"In moments of some stress and pressure ... I certainly did say to myself that I would not give those people the satisfaction of seeing me shed a tear," she said. "[It was] some iteration of 'don't let them get you down'."
Gillard also revealed her reasons for making her famous "misogyny" speech in Parliament last year in which she stared down then Opposition leader Tony Abbott, now the Prime Minister, telling him: "I will not be lectured about sexism and misogyny by this man. I will not." The speech made global headlines and is set to go down as one of the defining moments of her leadership.

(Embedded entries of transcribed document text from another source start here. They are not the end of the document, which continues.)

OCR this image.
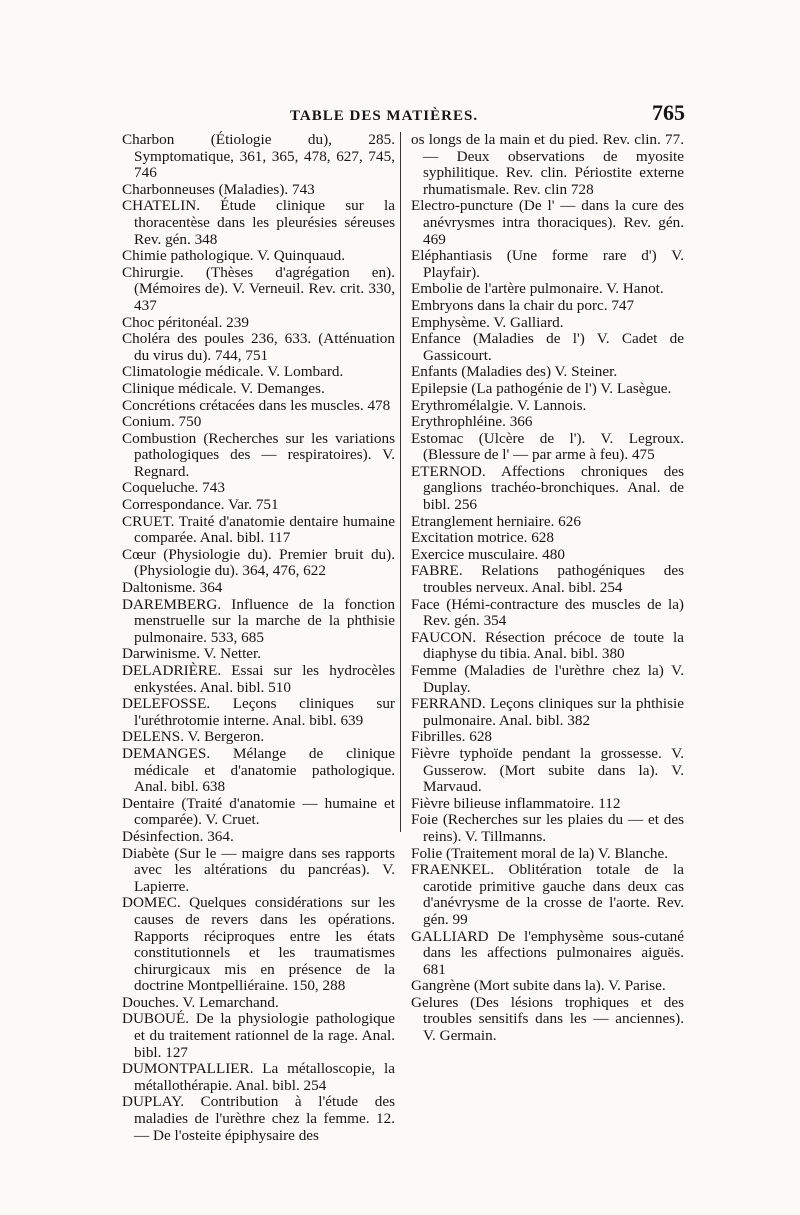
TABLE DES MATIÈRES.	765

Charbon (Étiologie du), 285. Symptomatique, 361, 365, 478, 627, 745, 746

Charbonneuses (Maladies). 743

CHATELIN. Étude clinique sur la thoracentèse dans les pleurésies séreuses Rev. gén. 348

Chimie pathologique. V. Quinquaud.

Chirurgie. (Thèses d'agrégation en). (Mémoires de). V. Verneuil. Rev. crit. 330, 437

Choc péritonéal. 239

Choléra des poules 236, 633. (Atténuation du virus du). 744, 751

Climatologie médicale. V. Lombard.

Clinique médicale. V. Demanges.

Concrétions crétacées dans les muscles. 478

Conium. 750

Combustion (Recherches sur les variations pathologiques des — respiratoires). V. Regnard.

Coqueluche. 743

Correspondance. Var. 751

CRUET. Traité d'anatomie dentaire humaine comparée. Anal. bibl. 117

Cœur (Physiologie du). Premier bruit du). (Physiologie du). 364, 476, 622

Daltonisme. 364

DAREMBERG. Influence de la fonction menstruelle sur la marche de la phthisie pulmonaire. 533, 685

Darwinisme. V. Netter.

DELADRIÈRE. Essai sur les hydrocèles enkystées. Anal. bibl. 510

DELEFOSSE. Leçons cliniques sur l'uréthrotomie interne. Anal. bibl. 639

DELENS. V. Bergeron.

DEMANGES. Mélange de clinique médicale et d'anatomie pathologique. Anal. bibl. 638

Dentaire (Traité d'anatomie — humaine et comparée). V. Cruet.

Désinfection. 364.

Diabète (Sur le — maigre dans ses rapports avec les altérations du pancréas). V. Lapierre.

DOMEC. Quelques considérations sur les causes de revers dans les opérations. Rapports réciproques entre les états constitutionnels et les traumatismes chirurgicaux mis en présence de la doctrine Montpelliéraine. 150, 288

Douches. V. Lemarchand.

DUBOUÉ. De la physiologie pathologique et du traitement rationnel de la rage. Anal. bibl. 127

DUMONTPALLIER. La métalloscopie, la métallothérapie. Anal. bibl. 254

DUPLAY. Contribution à l'étude des maladies de l'urèthre chez la femme. 12. — De l'osteite épiphysaire des

os longs de la main et du pied. Rev. clin. 77. — Deux observations de myosite syphilitique. Rev. clin. Périostite externe rhumatismale. Rev. clin 728

Electro-puncture (De l' — dans la cure des anévrysmes intra thoraciques). Rev. gén. 469

Eléphantiasis (Une forme rare d') V. Playfair).

Embolie de l'artère pulmonaire. V. Hanot.

Embryons dans la chair du porc. 747

Emphysème. V. Galliard.

Enfance (Maladies de l') V. Cadet de Gassicourt.

Enfants (Maladies des) V. Steiner.

Epilepsie (La pathogénie de l') V. Lasègue.

Erythromélalgie. V. Lannois.

Erythrophléine. 366

Estomac (Ulcère de l'). V. Legroux. (Blessure de l' — par arme à feu). 475

ETERNOD. Affections chroniques des ganglions trachéo-bronchiques. Anal. de bibl. 256

Etranglement herniaire. 626

Excitation motrice. 628

Exercice musculaire. 480

FABRE. Relations pathogéniques des troubles nerveux. Anal. bibl. 254

Face (Hémi-contracture des muscles de la) Rev. gén. 354

FAUCON. Résection précoce de toute la diaphyse du tibia. Anal. bibl. 380

Femme (Maladies de l'urèthre chez la) V. Duplay.

FERRAND. Leçons cliniques sur la phthisie pulmonaire. Anal. bibl. 382

Fibrilles. 628

Fièvre typhoïde pendant la grossesse. V. Gusserow. (Mort subite dans la). V. Marvaud.

Fièvre bilieuse inflammatoire. 112

Foie (Recherches sur les plaies du — et des reins). V. Tillmanns.

Folie (Traitement moral de la) V. Blanche.

FRAENKEL. Oblitération totale de la carotide primitive gauche dans deux cas d'anévrysme de la crosse de l'aorte. Rev. gén. 99

GALLIARD De l'emphysème sous-cutané dans les affections pulmonaires aiguës. 681

Gangrène (Mort subite dans la). V. Parise.

Gelures (Des lésions trophiques et des troubles sensitifs dans les — anciennes). V. Germain.
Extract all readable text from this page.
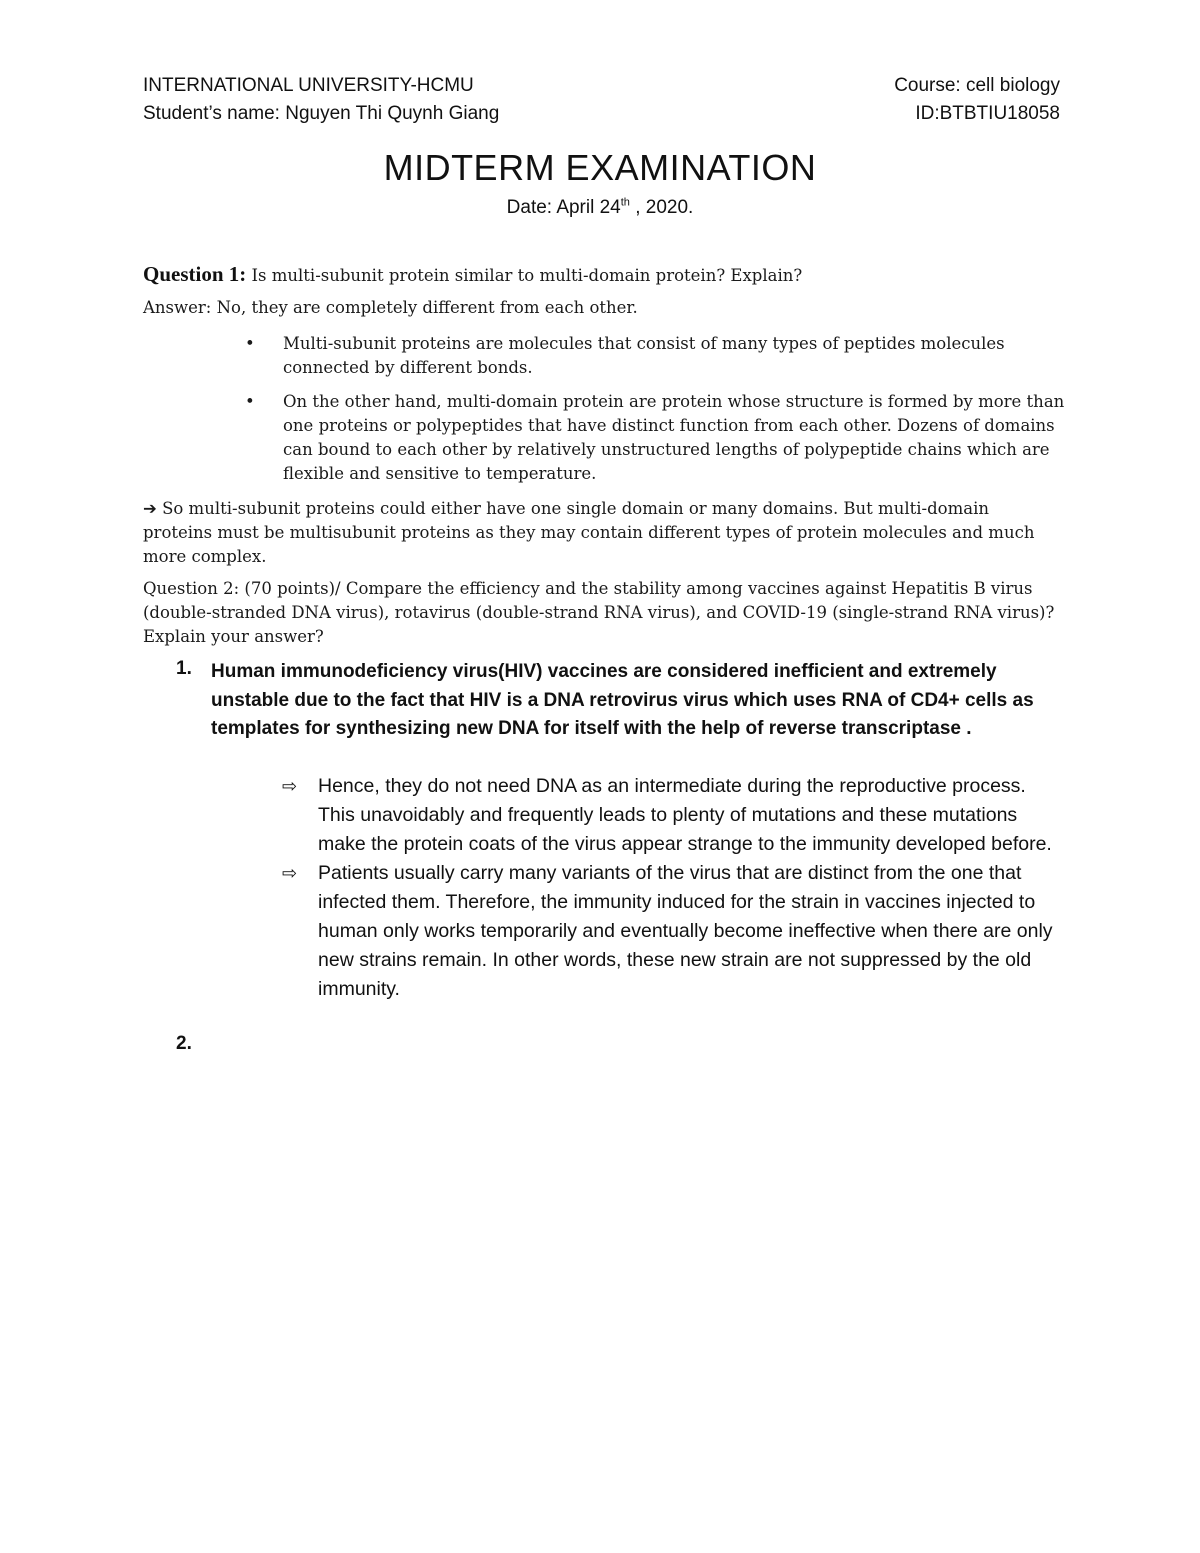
INTERNATIONAL UNIVERSITY-HCMU	Course: cell biology
Student’s name: Nguyen Thi Quynh Giang	ID:BTBTIU18058
MIDTERM EXAMINATION
Date: April 24th , 2020.
Question 1: Is multi-subunit protein similar to multi-domain protein? Explain?
Answer: No, they are completely different from each other.
• Multi-subunit proteins are molecules that consist of many types of peptides molecules connected by different bonds.
• On the other hand, multi-domain protein are protein whose structure is formed by more than one proteins or polypeptides that have distinct function from each other. Dozens of domains can bound to each other by relatively unstructured lengths of polypeptide chains which are flexible and sensitive to temperature.
➔ So multi-subunit proteins could either have one single domain or many domains. But multi-domain proteins must be multisubunit proteins as they may contain different types of protein molecules and much more complex.
Question 2: (70 points)/ Compare the efficiency and the stability among vaccines against Hepatitis B virus (double-stranded DNA virus), rotavirus (double-strand RNA virus), and COVID-19 (single-strand RNA virus)? Explain your answer?
1. Human immunodeficiency virus(HIV) vaccines are considered inefficient and extremely unstable due to the fact that HIV is a DNA retrovirus virus which uses RNA of CD4+ cells as templates for synthesizing new DNA for itself with the help of reverse transcriptase .
⇨ Hence, they do not need DNA as an intermediate during the reproductive process. This unavoidably and frequently leads to plenty of mutations and these mutations make the protein coats of the virus appear strange to the immunity developed before.
⇨ Patients usually carry many variants of the virus that are distinct from the one that infected them. Therefore, the immunity induced for the strain in vaccines injected to human only works temporarily and eventually become ineffective when there are only new strains remain. In other words, these new strain are not suppressed by the old immunity.
2.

Gillard said she had initially decided after becoming Prime Minister that she would not highlight her gender but soon discovered that it was becoming a "burden" and a source of vitriol rather than a benefit. To roaring applause, she said the catalyst for the speech was the claim by Abbott, who has long been criticised as hostile to women, that she was sexist.
"I thought, 'after everything I've had to see on the internet, after all the gendered abuse that I've seen in newspapers, that has been called at me across the dispatch box, now of all things I've got to listen to Tony Abbott lecture me about sexism'," she said.
Gillard quit politics at the election last month and plans to write a political memoir. She has taken an honorary role at Adelaide University and will work as a senior fellow at the Brookings Institution in Washington.
Despite recent claims by a women's magazine, she revealed that she has not split with her long-time partner, Tim Mathieson.